The illumination conditions in the growing phase of T. tenuis cultures determined the conservation characteristics of the biomass processed as dry powder. The biomass obtained at NLI displayed a declining trend in cell viability with storage time (Fig. 3). Conversely, the dry powder biomass of T. tenuis obtained at HLI and separated by Mg+2 plus Ca+2 induced flocculation and had greater viability and longer shelf-life, which is a valuable feature for its use as a rice biofertilizer. In a previous study, divalent cations increased the viability of T. tenuis cultured at NLI and preserved in a desiccated state; however, contribution to the retained viability was small in comparison to that obtained at HLI (Silva et al. 2007).

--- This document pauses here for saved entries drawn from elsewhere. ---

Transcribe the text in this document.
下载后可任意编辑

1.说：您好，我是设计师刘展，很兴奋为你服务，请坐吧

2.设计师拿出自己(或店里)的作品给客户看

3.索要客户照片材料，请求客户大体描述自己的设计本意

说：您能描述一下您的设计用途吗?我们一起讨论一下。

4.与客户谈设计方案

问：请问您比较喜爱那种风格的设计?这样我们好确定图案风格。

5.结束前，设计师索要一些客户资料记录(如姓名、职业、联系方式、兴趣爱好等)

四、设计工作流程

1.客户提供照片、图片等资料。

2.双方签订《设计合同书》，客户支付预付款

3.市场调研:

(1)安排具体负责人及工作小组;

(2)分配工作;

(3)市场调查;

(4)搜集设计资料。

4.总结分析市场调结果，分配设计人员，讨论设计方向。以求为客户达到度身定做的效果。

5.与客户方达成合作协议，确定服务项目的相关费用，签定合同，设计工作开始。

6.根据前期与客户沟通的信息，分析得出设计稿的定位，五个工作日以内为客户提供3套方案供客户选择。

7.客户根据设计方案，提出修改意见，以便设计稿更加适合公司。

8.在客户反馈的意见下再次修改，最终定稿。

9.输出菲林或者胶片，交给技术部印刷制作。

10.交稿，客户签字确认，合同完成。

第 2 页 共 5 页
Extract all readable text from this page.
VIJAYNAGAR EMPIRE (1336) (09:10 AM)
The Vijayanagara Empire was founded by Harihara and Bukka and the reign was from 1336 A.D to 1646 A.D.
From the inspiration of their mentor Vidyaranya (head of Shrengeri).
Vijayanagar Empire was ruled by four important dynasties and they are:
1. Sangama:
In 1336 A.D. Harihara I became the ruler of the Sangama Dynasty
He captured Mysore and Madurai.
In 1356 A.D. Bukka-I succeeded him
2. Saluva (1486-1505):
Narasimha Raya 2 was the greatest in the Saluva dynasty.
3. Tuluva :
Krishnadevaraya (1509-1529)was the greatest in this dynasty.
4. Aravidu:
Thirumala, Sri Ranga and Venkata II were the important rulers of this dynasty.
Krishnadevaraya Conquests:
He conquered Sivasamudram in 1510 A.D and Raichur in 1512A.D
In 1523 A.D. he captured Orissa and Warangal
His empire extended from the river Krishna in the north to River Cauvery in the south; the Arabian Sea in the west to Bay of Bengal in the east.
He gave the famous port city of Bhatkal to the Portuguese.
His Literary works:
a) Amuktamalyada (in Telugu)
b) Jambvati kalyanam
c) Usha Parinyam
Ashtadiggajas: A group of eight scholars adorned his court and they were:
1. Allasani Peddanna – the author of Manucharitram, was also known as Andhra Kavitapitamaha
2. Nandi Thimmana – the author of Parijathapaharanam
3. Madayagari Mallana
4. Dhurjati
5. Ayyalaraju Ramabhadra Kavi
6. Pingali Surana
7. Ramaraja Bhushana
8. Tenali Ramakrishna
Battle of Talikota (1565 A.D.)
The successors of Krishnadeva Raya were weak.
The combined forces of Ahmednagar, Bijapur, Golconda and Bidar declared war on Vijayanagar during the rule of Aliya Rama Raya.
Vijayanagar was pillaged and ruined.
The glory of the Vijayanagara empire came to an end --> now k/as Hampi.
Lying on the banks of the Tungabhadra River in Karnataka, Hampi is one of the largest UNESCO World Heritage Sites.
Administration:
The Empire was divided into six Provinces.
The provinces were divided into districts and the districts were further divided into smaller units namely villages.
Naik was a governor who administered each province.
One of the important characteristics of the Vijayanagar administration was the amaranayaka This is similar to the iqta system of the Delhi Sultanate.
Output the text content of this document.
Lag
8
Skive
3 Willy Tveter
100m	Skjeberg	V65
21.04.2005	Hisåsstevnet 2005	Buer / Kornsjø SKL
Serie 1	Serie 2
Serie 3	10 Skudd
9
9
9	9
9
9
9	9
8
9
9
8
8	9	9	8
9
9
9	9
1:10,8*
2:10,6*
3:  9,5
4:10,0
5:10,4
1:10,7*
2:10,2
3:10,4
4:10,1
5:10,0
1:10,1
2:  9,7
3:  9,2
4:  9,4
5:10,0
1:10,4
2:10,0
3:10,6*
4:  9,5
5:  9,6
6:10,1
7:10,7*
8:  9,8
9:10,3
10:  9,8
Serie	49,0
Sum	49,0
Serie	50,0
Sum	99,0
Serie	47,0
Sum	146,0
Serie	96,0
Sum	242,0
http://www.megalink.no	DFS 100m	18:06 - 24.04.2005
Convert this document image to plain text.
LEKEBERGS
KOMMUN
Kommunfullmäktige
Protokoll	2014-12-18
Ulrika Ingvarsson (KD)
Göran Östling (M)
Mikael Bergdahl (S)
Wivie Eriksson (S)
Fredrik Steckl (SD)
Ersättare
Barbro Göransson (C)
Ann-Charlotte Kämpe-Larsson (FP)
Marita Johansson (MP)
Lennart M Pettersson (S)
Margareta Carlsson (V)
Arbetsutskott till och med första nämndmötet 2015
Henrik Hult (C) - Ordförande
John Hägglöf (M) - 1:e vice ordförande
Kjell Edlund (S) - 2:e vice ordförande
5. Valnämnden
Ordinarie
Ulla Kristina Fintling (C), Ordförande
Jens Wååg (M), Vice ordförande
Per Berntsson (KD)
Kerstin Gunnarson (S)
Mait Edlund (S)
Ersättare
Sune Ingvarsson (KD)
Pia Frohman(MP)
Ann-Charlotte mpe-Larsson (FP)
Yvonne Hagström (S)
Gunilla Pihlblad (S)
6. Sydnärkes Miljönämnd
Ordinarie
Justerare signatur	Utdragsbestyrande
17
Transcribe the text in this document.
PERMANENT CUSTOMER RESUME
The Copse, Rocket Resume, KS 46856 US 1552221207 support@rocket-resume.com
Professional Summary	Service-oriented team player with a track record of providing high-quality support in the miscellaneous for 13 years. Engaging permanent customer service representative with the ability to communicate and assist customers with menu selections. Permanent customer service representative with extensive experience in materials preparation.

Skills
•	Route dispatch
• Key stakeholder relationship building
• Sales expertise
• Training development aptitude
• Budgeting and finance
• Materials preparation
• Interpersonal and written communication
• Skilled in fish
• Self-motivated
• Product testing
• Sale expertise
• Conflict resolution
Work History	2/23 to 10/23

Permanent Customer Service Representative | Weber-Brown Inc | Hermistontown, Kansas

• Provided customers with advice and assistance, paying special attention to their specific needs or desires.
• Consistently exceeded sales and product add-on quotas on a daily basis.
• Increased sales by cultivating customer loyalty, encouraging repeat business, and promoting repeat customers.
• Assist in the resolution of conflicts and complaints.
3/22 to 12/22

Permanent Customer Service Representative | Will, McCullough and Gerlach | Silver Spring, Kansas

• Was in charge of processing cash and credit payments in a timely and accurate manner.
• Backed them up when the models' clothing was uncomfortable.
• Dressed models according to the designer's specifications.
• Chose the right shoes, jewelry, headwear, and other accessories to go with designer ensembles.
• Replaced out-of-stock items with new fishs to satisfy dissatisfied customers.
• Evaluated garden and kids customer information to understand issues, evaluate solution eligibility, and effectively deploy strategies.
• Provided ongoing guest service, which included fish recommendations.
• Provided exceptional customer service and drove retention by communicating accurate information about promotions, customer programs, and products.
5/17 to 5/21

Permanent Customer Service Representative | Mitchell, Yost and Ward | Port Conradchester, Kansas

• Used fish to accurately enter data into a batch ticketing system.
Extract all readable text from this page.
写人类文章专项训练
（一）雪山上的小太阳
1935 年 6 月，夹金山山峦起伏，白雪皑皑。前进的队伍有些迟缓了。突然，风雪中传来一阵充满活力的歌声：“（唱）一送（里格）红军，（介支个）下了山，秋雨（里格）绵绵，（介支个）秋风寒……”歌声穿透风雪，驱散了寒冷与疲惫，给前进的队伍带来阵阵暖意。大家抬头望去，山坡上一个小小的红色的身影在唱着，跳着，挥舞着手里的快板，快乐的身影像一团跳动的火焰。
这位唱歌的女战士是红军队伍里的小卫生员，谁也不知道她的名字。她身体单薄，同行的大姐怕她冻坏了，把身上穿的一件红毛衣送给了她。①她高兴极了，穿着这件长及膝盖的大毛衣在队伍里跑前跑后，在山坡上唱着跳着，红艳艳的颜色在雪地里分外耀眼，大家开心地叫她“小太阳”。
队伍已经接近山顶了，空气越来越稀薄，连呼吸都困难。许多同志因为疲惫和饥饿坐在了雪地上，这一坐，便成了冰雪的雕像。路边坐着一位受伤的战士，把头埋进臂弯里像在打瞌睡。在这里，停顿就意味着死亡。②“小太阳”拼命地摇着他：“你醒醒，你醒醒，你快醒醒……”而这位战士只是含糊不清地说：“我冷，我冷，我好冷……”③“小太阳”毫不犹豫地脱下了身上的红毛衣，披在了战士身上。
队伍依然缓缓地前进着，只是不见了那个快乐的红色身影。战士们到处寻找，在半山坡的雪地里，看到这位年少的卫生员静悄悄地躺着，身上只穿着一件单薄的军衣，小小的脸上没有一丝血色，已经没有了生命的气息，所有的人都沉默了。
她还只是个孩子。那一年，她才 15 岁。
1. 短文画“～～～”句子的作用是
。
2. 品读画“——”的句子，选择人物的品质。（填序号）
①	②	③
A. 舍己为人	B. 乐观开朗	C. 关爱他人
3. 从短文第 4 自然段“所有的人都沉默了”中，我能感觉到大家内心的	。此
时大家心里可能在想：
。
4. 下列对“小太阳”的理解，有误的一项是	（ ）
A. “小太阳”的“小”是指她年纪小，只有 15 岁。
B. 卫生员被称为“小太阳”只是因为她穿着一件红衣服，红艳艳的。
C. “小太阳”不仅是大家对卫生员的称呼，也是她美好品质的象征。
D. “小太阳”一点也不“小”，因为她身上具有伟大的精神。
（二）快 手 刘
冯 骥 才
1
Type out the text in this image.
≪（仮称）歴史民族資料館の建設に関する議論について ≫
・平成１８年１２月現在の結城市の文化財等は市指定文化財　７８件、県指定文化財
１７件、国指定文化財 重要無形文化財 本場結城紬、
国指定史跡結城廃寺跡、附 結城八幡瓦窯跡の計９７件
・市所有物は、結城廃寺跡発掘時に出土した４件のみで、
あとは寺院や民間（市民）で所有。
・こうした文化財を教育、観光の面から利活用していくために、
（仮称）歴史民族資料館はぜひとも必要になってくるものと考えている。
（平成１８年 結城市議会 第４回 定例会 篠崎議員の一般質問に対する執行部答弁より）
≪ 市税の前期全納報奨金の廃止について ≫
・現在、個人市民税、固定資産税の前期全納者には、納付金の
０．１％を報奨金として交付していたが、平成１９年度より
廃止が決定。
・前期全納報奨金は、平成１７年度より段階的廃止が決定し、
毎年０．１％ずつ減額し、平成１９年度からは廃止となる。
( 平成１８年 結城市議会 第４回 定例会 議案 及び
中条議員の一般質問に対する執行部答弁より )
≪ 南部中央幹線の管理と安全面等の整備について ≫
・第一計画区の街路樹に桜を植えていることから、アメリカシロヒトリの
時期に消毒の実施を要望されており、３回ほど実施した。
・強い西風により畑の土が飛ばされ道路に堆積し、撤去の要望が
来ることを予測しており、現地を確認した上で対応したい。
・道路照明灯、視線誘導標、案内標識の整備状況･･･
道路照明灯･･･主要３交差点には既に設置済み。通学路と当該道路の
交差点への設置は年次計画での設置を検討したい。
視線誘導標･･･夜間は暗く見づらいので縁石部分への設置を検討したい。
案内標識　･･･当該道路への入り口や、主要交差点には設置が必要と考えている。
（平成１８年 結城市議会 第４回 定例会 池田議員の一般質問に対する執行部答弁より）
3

The presence of residual Mg+2 and Ca+2 in the powdered T. tenuis biomass cannot be considered a drawback since they are essential nutrients for plant growth (Jan and Matsumoto 1999), and the actual amounts that might be present are well below the current content of these cations found in rice crop soils (Husnain et al. 2010)

In conclusion, artificial light intensity markedly influenced upstream and downstream operations at a bench-scale PBR for biomass production of T. tenuis intended to be a component of a dried and milled biofertilizer. While the final biomass, volumetric, and reactor productivities were higher at HLI, the productivities that take into account the whole area needed to establish a photoreactor gave better results at NLI. Additionally, under this condition, the cultures showed improved self-flocculation. The poor flocculation capacity of the cultures grown at HLI was improved by the addition of Mg2+ and Ca2+ and the conservation of the powder biomass was maintained for 24 months, while a sharp viability decline and cellular death were produced after 12 months at NLI. The results demonstrated the importance of analyzing the effect of light intensity on upstream and downstream operations in combination for defining the most suitable conditions for the process.